Darwin's activity during this session led to some rather alarming effects upon his health, and he was induced to take a holiday in Staffordshire and the Isle of Wight. He was not idle, however, for a remark of his uncle, Mr Wedgwood, led him to make those interesting observations on the work done by earthworms, that resulted in his preparing a short memoir on the subject, and this paper, "On the Formation of Mould", was read at the Society on November 1st, 1837, being the first of Darwin's papers published in full; it appeared in Vol. V. of the "Geological Transactions", pages 505-510.)
During this session, Darwin attended nearly all the Council meetings, and took such an active part in the work of the Society that it is not surprising to find that he was now requested to accept the position of Secretary. After some hesitation, in which he urged his inexperience and want of knowledge of foreign languages, he consented to accept the appointment. ("L.L." I. page 285.)
At the anniversary meeting on February 16th, 1838, the Wollaston Medal was given to Owen in recognition of his services in describing the fossil mammals sent home by Darwin. In his address, the President, Professor Whewell, dwelt at length on the great value of the papers which Darwin had laid before the Society during the preceding session.
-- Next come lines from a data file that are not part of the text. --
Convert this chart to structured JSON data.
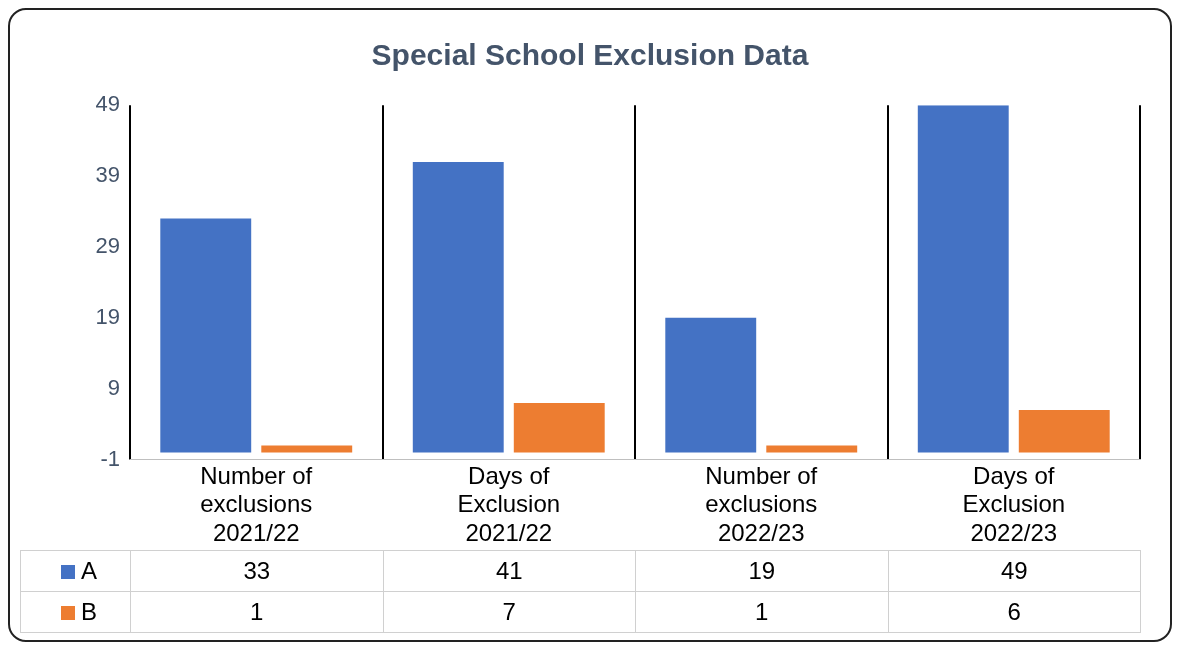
{
  "chart_data": {
    "type": "bar",
    "title": "Special School Exclusion Data",
    "categories": [
      "Number of exclusions 2021/22",
      "Days of Exclusion 2021/22",
      "Number of exclusions 2022/23",
      "Days of Exclusion 2022/23"
    ],
    "series": [
      {
        "name": "A",
        "color": "#4472c4",
        "values": [
          33,
          41,
          19,
          49
        ]
      },
      {
        "name": "B",
        "color": "#ed7d31",
        "values": [
          1,
          7,
          1,
          6
        ]
      }
    ],
    "ylim": [
      -1,
      49
    ],
    "yticks": [
      -1,
      9,
      19,
      29,
      39,
      49
    ],
    "grid": "x",
    "legend": "bottom",
    "data_labels": true
  }
}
On March 7th, Darwin read before the Society the most important perhaps of all his geological papers, "On the Connexion of certain Volcanic Phenomena in South America, and on the Formation of Mountain-Chains and Volcanoes as the effect of Continental Elevations". In this paper he boldly attacked the tenets of the Catastrophists. It is evident that Darwin at this time, taking advantage of the temporary improvement in his health, was throwing himself into the breach of Uniformitarianism with the greatest ardour. Lyell wrote to Sedgwick on April 21st, 1837, "Darwin is a glorious addition to any society of geologists, and is working hard and making way, both in his book and in our discussions." ("The Life and Letters of the Reverend Adam Sedgwick", Vol. I. page 484, Cambridge, 1890.)
We have unfortunately few records of the animated debates which took place at this time between the old and new schools of geologists. I have often heard Lyell tell how Lockhart would bring down a party of friends from the Athenaeum Club to Somerset House on Geological nights, not, as he carefully explained, that "he cared for geology, but because he liked to while the fellows fight." But it fortunately happens that a few days after this last of Darwin's great field-days, at the Geological Society, Lyell, in a friendly letter to his father-in-law, Leonard Horner, wrote a very lively account of the proceedings while his impressions were still fresh; and this gives us an excellent idea of the character of these discussions.
Neither Sedgwick nor Buckland were present on this occasion, but we can imagine how they would have chastised their two "erring pupils"--more in sorrow than in anger--had they been there. Greenough, too, was absent-- possibly unwilling to countenance even by his presence such outrageous doctrines.